Supported file formats for Datalake tables
There are many file formats supported in open source. The described file formats are the ones that are supported in Db2® Warehouse on Cloud and Db2 Warehouse on OpenShift. Columnar storage saves both time and space during data processing, making ORC and Parquet the preferred file formats to use.
Parquet
The Parquet file format is an open source columnar storage format. Parquet is highly efficient for types of large-scale queries. Parquet is especially good for queries scanning particular columns within a particular table.
This is the default file format supported for Datalake tables in Db2.
The recommended compression types for this file format are snappy (the default) and gzip.
Optimized Row Columnar (ORC)
The ORC file format provides a highly efficient way to store data. ORC files store collections of rows in a columnar format, which enables parallel processing of row collections across your cluster.

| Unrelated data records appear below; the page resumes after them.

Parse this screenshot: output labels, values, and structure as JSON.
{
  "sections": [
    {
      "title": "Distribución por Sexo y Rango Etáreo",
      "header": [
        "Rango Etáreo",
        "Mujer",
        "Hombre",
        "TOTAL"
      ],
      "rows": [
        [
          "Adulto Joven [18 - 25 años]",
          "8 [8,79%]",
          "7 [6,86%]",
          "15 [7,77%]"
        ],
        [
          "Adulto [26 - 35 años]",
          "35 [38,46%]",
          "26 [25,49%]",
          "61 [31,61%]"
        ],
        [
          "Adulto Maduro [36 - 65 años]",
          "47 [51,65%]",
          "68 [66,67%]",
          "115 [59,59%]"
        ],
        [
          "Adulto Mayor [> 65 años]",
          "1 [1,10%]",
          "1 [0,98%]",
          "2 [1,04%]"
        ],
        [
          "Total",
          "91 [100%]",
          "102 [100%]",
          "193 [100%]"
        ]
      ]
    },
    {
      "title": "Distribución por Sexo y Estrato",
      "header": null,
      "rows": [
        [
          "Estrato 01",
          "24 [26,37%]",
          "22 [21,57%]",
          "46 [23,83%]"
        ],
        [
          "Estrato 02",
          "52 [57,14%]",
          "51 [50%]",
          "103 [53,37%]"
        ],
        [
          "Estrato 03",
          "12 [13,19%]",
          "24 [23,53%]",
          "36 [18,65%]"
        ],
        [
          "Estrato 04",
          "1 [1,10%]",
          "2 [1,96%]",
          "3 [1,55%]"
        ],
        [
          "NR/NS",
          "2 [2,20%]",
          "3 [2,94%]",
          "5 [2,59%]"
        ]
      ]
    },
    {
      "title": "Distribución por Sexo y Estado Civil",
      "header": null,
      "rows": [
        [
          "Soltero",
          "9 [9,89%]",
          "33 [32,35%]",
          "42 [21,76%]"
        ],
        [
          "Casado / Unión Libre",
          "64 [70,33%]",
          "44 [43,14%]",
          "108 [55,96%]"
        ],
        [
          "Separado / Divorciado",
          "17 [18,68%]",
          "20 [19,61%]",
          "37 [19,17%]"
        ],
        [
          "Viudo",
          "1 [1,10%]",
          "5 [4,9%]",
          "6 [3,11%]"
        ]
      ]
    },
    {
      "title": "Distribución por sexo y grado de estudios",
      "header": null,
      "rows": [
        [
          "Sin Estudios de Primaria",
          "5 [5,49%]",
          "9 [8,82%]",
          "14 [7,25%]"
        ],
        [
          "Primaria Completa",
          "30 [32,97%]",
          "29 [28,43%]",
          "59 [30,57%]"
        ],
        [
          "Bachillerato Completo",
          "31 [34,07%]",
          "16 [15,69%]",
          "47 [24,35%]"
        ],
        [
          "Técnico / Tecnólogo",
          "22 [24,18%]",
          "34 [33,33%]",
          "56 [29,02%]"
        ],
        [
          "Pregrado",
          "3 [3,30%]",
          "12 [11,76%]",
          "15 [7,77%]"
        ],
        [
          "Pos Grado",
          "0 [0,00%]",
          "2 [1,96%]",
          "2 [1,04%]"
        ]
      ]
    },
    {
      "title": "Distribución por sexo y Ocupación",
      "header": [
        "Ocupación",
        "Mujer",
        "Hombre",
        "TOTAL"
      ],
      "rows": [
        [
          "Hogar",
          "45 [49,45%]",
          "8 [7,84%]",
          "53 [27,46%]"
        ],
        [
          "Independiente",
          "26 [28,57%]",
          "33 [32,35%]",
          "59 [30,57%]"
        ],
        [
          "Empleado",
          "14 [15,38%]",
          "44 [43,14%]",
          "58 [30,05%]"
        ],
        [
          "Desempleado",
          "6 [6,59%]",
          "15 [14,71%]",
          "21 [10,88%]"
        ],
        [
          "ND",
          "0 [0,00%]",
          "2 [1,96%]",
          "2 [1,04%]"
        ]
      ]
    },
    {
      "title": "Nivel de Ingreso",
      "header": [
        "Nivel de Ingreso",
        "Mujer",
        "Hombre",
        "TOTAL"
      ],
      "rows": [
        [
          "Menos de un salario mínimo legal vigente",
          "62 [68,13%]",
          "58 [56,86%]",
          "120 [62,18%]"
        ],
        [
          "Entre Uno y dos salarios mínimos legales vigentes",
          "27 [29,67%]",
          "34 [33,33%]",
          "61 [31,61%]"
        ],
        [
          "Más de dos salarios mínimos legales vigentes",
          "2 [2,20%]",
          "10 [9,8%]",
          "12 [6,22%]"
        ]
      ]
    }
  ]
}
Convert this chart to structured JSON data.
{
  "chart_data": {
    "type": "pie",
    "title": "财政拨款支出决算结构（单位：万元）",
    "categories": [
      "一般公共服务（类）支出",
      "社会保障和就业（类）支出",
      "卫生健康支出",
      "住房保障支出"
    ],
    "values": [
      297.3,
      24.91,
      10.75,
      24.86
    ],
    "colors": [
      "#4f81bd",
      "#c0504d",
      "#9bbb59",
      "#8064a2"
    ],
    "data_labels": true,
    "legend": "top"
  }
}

The ORC file format uses type-specific encoders for each column and divides the file into large stripes. Each stripe uses indexes that enable the Db2 readers to skip sets of rows that do not satisfy filter conditions. A footer contains metadata that includes byte range information for each stripe and type information for the file. The amount of resources that Db2 uses to process ORC files is affected by the ORC stripe size. The recommended stripe size for ORC files, which is determined by the orc.stripe.size property, is 64 MB. Stripe sizes larger than 256 MB should be avoided.
For details about using the ORC file format with historical DATE and TIMESTAMP values, see Data types supported by Datalake tables.
The recommended compression type for this file format is zlib (the default).
Avro
Avro, an Apache open source project, provides a convenient way to represent complex data structures within the Hadoop environment. By using an Avro SerDe in your CREATE TABLE (Datalake) statement, you can read or write Avro data as Datalake tables.
Avro data type | Db2 data type | avro.schema.literal |
---|---|---|
LONG | BIGINT |
{ "name": "<COL_NAME>", "type": "long" }, |
BYTES | BINARY, VIBINARY |
{ "name": "<COL_NAME>", "type": "bytes" }, |
BOOLEAN | BOOLEAN |
{ "name": "<COL_NAME>", "type": "boolean" }, |
STRING | VARCHAR, CHAR, STRING |
{ "name": "<COL_NAME>", "type": "string" }, |
DOUBLE | DOUBLE, FLOAT8 |
{ "name": "<COL_NAME>", "type": "double" }, |
FLOAT | FLOAT, FLOAT4, REAL |
{ "name": "<COL_NAME>", "type": "float" }, |
INT | INTEGER, INT, INT4, SMALLINT, INT2, TINYINT |
{ "name": "<COL_NAME>", "type": "int" }, |
Text
The text file format is common because it is easy to use and manage. Data is stored in lines, with each line being a record. Each line is terminated by a newline character (\n).
By default, the field terminator for text file format is \001, the ASCII character that represents CTRL-A. If you want to use CSV files, the EXTERNAL TABLE support is recommended over the Datalake TABLE support. See, CREATE EXTERNAL TABLE statement.
Although this file format is the default in Hive, this is not the case for Db2 Datalake tables, where the default is Parquet.
If an incompatible column value is provided (if, for example, you attempt to insert the value
a
into a column that is defined as INT), an error is returned.
If the data stored in the file for the table contains an incompatible column value, that value is treated as a null value. If null values are not allowed, an error is returned.
If your input data contains more columns (fields) than the table, the additional fields in the data are ignored. If there are fewer fields in the input data than columns in the table, null values are inserted if the columns are defined as nullable; otherwise, an error is returned.
Generally, your actual data must not contain delimiter characters. The only exception is that field terminator characters can exist within your data if you specify the ESCAPED BY clause and these characters are properly escaped. Newline characters cannot be escaped.
...
ROW FORMAT DELIMITED
FIELDS TERMINATED BY ',' ESCAPED BY '\\'
...
This file format does not support compression.
JSON
The JSON file format is a popular open format for data exchange, web application development, and application logs. You can query data in valid JSON LINE format by specifying STORED AS JSONFILE. Each row must be represented as a JSON fragment, and lines must be separated by a new line character.